和裴斯年相處那麽久,孟曉悠隻知道裴斯年有水係異能和比較“暴力”愛薅她的後衣領,以及愛踩喪屍,從不知道他還能控製喪屍。
比起詭計多端的男喪屍,孟曉悠更加相信裴斯年。
可是這些喪屍好端端的刀劍相向要怎麽解釋?
總不至於是男喪屍和裴斯年打架的時候,還要自導自演吧?
完全沒必要。
蘑菇孤零零站在喪屍群裏,遙遙看裴斯年,想從中找到答案。
裴斯年卻別開了臉,沒有說話,肉體上與男喪屍互搏,精神力更是在肉眼看不見的地方和男喪屍對決。

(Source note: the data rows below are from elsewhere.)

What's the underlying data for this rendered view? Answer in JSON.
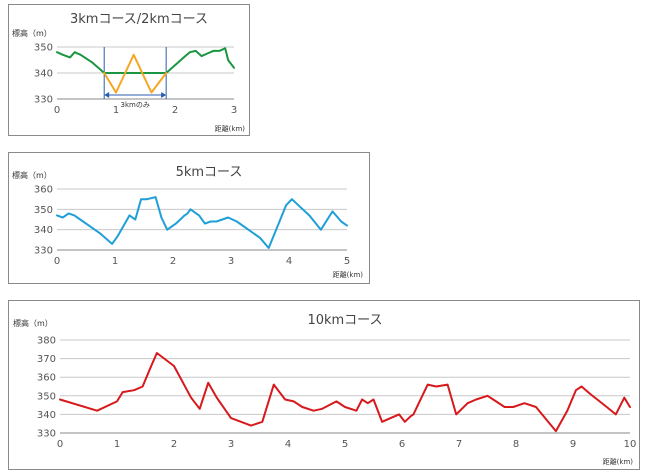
{
  "chart_data": [
    {
      "type": "line",
      "title": "3kmコース/2kmコース",
      "ylabel": "標高（m）",
      "xlabel": "距離(km)",
      "xlim": [
        0,
        3
      ],
      "ylim": [
        330,
        350
      ],
      "xticks": [
        "0",
        "1",
        "2",
        "3"
      ],
      "yticks": [
        "330",
        "340",
        "350"
      ],
      "grid": "horizontal",
      "colors": [
        "#1a9641",
        "#f5a623"
      ],
      "annotation": "3kmのみ",
      "annotation_range": [
        0.8,
        1.85
      ],
      "series": [
        {
          "x": [
            0,
            0.1,
            0.22,
            0.3,
            0.4,
            0.5,
            0.6,
            0.7,
            0.8,
            1.85,
            1.95,
            2.05,
            2.15,
            2.25,
            2.35,
            2.45,
            2.55,
            2.65,
            2.75,
            2.85,
            2.9,
            3.0
          ],
          "y": [
            348,
            347,
            346,
            348,
            347,
            345.5,
            344,
            342,
            340,
            340,
            342,
            344,
            346,
            348,
            348.5,
            346.5,
            347.5,
            348.5,
            348.5,
            349.5,
            345,
            342
          ]
        },
        {
          "x": [
            0.8,
            1.0,
            1.3,
            1.6,
            1.85
          ],
          "y": [
            340,
            332.5,
            347,
            332.5,
            340
          ]
        }
      ]
    },
    {
      "type": "line",
      "title": "5kmコース",
      "ylabel": "標高（m）",
      "xlabel": "距離(km)",
      "xlim": [
        0,
        5
      ],
      "ylim": [
        330,
        360
      ],
      "xticks": [
        "0",
        "1",
        "2",
        "3",
        "4",
        "5"
      ],
      "yticks": [
        "330",
        "340",
        "350",
        "360"
      ],
      "grid": "horizontal",
      "colors": [
        "#1e9fd8"
      ],
      "series": [
        {
          "x": [
            0,
            0.1,
            0.2,
            0.3,
            0.4,
            0.55,
            0.75,
            0.95,
            1.05,
            1.15,
            1.25,
            1.35,
            1.45,
            1.55,
            1.7,
            1.8,
            1.9,
            2.05,
            2.2,
            2.25,
            2.3,
            2.45,
            2.55,
            2.65,
            2.75,
            2.95,
            3.1,
            3.3,
            3.5,
            3.65,
            3.95,
            4.05,
            4.2,
            4.35,
            4.55,
            4.75,
            4.9,
            5.0
          ],
          "y": [
            347,
            346,
            348,
            347,
            345,
            342,
            338,
            333,
            337,
            342,
            347,
            345,
            355,
            355,
            356,
            346,
            340,
            343,
            347,
            348,
            350,
            347,
            343,
            344,
            344,
            346,
            344,
            340,
            336,
            331,
            352,
            355,
            351,
            347,
            340,
            349,
            344,
            342
          ]
        }
      ]
    },
    {
      "type": "line",
      "title": "10kmコース",
      "ylabel": "標高（m）",
      "xlabel": "距離(km)",
      "xlim": [
        0,
        10
      ],
      "ylim": [
        330,
        380
      ],
      "xticks": [
        "0",
        "1",
        "2",
        "3",
        "4",
        "5",
        "6",
        "7",
        "8",
        "9",
        "10"
      ],
      "yticks": [
        "330",
        "340",
        "350",
        "360",
        "370",
        "380"
      ],
      "grid": "horizontal",
      "colors": [
        "#d7191c"
      ],
      "series": [
        {
          "x": [
            0,
            0.65,
            1.0,
            1.1,
            1.3,
            1.45,
            1.6,
            1.7,
            2.0,
            2.3,
            2.45,
            2.6,
            2.75,
            3.0,
            3.35,
            3.55,
            3.75,
            3.95,
            4.1,
            4.25,
            4.45,
            4.6,
            4.85,
            5.0,
            5.2,
            5.3,
            5.4,
            5.5,
            5.65,
            5.8,
            5.95,
            6.05,
            6.15,
            6.2,
            6.45,
            6.6,
            6.8,
            6.95,
            7.15,
            7.3,
            7.5,
            7.6,
            7.8,
            7.95,
            8.15,
            8.35,
            8.7,
            8.9,
            9.05,
            9.15,
            9.3,
            9.55,
            9.75,
            9.9,
            10.0
          ],
          "y": [
            348,
            342,
            347,
            352,
            353,
            355,
            366,
            373,
            366,
            349,
            343,
            357,
            349,
            338,
            334,
            336,
            356,
            348,
            347,
            344,
            342,
            343,
            347,
            344,
            342,
            348,
            346,
            348,
            336,
            338,
            340,
            336,
            339,
            340,
            356,
            355,
            356,
            340,
            346,
            348,
            350,
            348,
            344,
            344,
            346,
            344,
            331,
            342,
            353,
            355,
            351,
            345,
            340,
            349,
            344
          ]
        }
      ]
    }
  ]
}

男喪屍詫異自己努力那麽久,竟然還是不能撂倒裴斯年,但從孟曉悠那邊尋找破綻。
因為,它能感知到,裴斯年雖然和它在打,但大半注意力都集中在另一邊。
不想它傷害她嗎?
男喪屍呲著獠牙,低吼一聲,所有喪屍身軀震顫,撲向孟曉悠。
孟曉悠躲開喪屍的同時,向裴斯年的方向深深看一眼。
不管怎麽說,她在這裏都是累贅,隻會讓裴斯年分心,不如上山去找其他人……
可是上路被爬出來的喪屍堵著了,她隻能往山下跑。
已經很久沒這麽逃亡過了,地麵有雪很滑,她一邊喘著粗氣跑,一邊還不忘回頭看裴斯年。
兩個雄性打架,激起漫天飛雪,陽光穿透雪霧,朦朧中,男人好像占據了上風。
果然,沒有她,裴斯年的攻擊力都上來了。
孟曉悠不是貪生怕死拋下裴斯年,而是知道,她磨磨唧唧留在那裏幫不上忙,反而會分散裴斯年的注意力。
這些喪屍現在被操控,根本不受她泡泡影響,孟曉悠這個時候也不困了,帶著零零碎碎的喪屍群向下一路狂奔。
她臉蛋凍得發麻,睫毛上掛著白霜,時不時扭頭看一眼身後的喪屍們,見他們一排排,板板正正目標明確地跟在她身後,反倒鬆了一口氣。